This stampless cover from London has a ms. ‘2/3′ and ‘pr. Overland Via Marseilles’, a red ‘clover leaf’ PAID/ L.S,/ 8 SP 8/ 1854 handstamp, as well as an illegible red circular handstamp. It is addressed to W. Kerr, Town Clerk, Melbourne, Australia (Figure 1).
The reverse has a distinct red unframed SHIP LETTER/ ( )/ NO * 9/ 1854/ G.P.O. VICTORIA (Figure 2).
William Kerr (1812-59), journalist, was born in Wigtownshire, Scotland, the son of David Kerr, farmer, and his wife Anne. He migrated about 1837 to Sydney, where at first he worked as a tutor, becoming a journalist with the Colonist and then with the Sydney Gazette. In 1839 he moved to Melbourne, where he worked briefly with George Cavenagh on the Port Phillip Herald before replacing Smith in January 1841 as editor of the rival paper, John Pascoe Fawkner’s Port Phillip Patriot and Melbourne Advertiser. Originally this paper was the voice of the early settlers and big landholders, but after1844, when Kerr and Fawkner quarrelled, Kerr changed its policy and it expressed the views of urban rather than rural Port Phillip.

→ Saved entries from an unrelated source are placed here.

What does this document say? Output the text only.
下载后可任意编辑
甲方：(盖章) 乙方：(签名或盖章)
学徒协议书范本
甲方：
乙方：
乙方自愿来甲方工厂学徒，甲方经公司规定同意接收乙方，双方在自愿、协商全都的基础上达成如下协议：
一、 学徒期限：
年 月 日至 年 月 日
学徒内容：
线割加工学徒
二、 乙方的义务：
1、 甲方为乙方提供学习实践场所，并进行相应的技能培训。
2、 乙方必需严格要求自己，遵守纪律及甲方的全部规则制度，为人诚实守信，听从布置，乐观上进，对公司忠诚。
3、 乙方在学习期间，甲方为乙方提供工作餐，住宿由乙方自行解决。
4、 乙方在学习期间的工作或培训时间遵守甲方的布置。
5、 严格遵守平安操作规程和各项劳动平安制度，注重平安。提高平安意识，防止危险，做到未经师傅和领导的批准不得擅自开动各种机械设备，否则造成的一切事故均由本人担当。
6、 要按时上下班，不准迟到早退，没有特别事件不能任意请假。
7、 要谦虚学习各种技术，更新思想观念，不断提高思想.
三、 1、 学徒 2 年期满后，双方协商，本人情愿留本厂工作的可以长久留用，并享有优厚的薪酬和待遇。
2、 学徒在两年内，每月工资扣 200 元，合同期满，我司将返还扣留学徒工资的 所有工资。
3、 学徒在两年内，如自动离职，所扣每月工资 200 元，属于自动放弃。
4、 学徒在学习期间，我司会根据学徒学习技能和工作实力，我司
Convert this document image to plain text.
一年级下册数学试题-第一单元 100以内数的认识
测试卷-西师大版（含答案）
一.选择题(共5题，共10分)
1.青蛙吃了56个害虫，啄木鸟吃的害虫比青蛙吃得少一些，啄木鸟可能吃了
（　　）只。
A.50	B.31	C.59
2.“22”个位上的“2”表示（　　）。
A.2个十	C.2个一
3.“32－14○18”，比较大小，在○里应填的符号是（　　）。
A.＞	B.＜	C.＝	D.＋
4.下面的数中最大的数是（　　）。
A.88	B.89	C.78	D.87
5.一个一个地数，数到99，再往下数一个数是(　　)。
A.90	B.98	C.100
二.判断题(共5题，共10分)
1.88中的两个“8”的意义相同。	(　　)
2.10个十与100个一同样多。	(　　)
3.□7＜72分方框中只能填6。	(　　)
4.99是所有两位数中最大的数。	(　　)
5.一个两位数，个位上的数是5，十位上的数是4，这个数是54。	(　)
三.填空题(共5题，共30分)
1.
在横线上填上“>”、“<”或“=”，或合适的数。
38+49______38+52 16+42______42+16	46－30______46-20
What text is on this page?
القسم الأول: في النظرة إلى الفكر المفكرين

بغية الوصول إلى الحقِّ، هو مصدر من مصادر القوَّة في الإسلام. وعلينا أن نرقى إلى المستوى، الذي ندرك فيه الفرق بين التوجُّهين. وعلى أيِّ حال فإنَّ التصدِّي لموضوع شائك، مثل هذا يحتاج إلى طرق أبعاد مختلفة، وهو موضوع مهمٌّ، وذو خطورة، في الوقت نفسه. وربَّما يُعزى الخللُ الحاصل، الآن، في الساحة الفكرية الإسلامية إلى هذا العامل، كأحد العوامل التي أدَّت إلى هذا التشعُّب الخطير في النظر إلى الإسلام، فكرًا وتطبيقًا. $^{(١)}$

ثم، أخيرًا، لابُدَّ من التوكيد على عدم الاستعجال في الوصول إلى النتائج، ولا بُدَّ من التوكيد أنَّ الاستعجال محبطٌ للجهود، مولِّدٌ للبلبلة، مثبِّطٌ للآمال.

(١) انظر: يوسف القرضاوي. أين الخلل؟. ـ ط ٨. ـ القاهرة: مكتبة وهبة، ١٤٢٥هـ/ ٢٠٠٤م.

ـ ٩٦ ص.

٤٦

Superintendent Charles La Trobe stated that it dealt systematically ‘in abuse and gross misrepresentations of persons and facts’. Kerr even used his editorials to vilify its proprietor, Fawkner, who was driven to reply in the columns of the hated Herald. Soon afterwards Kerr left the Patriot and in 1846 started his own Argus, which became a daily in June 1849. The general tone of the Argus, lamented La Trobe, ‘is quite as discreditable as that which distinguished the Patriot newspaper formerly’.
In 1848, as a result of damages arising from his libelling of Henry Moor, registrar of the new Anglican diocese, Kerr became insolvent, and sold the Argus to Edward Wilson, but continued as editor. Under Kerr and Wilson the paper remained extremely radical. One of its slogans was ‘Unlock the Lands’, indicating its strong urban sympathies against the powerful squatting interest. Kerr spoke of the ‘insatiable rapacity’ of the squatters and of the support given them by ‘this despicable abortion of a government’.
Another Argus slogan, representative of Kerr’s strong views, was ‘No Pollution’; this epitomized the opposition to convict labour of any sort. At a public meeting in 1844 Kerr thundered that ‘he could not stand quietly by and see a whole community prostituted to get a little cheap labour for the squatter’; six years later the Argus was still condemning ‘the insatiable cupidity of a few of the more greedy squatters who would sweep the bottomless pit to procure cheap labour’. Kerr was a member of the committee of the Anti-Transportation League and drafted the Convicts’ Prevention Act in 1852.
Apart from his journalistic activities, which also included the publication in 1841 of the first Melbourne directory and of an almanac and directory in 1842, Kerr was active in local politics. In December 1842 he was elected as one of the twelve city councillors at Melbourne’s first municipal election, and became one of the first four aldermen. He was Melbourne’s second town clerk, and was addressed as such on the present cover. In this capacity he served in 1853 on the first Commission of Sewers and Water Supply which was responsible for building the Yan Yean reservoir opened in 1857. Kerr was also influential in introducing the secret ballot in Victoria in 1856; indeed Rev. John Dunmore Lang insisted that credit for this should go to Kerr. Kerr was a protégé of Lang, with whom temperamentally he seems to have had much in common. It was partly at Kerr’s urging that Lang stood for election as one of the Port Phillip members of the Legislative Council in 1850.
Like Lang, Kerr was a keen advocate of separation from New South Wales, having been elected in 1840 as secretary of the Port Phillip Separation Association. Lang’s influence may also be seen in Kerr’s continual fermenting of the Catholic-Protestant feud, both as journalist and as provincial grand master of the Orangemen of the district. He resigned as town clerk in 1856 after some irregularities were shown in the accounts. He became stationmaster at Sunbury where he died on 25 May 1859, survived by his wife Caroline Amelia, and four daughters.
Kerr was a man of many violent enthusiasms, and abounding energy despite a crippled arm. His language was unrestrained and during his 20 years in Port Phillip he quarrelled with most of the leading Melbourne citizens, He was given to stinging and sarcastic personal abuse of his opponents. Contemporary opinions of him arrange from ‘thoughtless and thriftless’ to ‘generous and charitable’.
I acknowledge that this paper relies heavily on the Australian Dictionary of Biography for its content.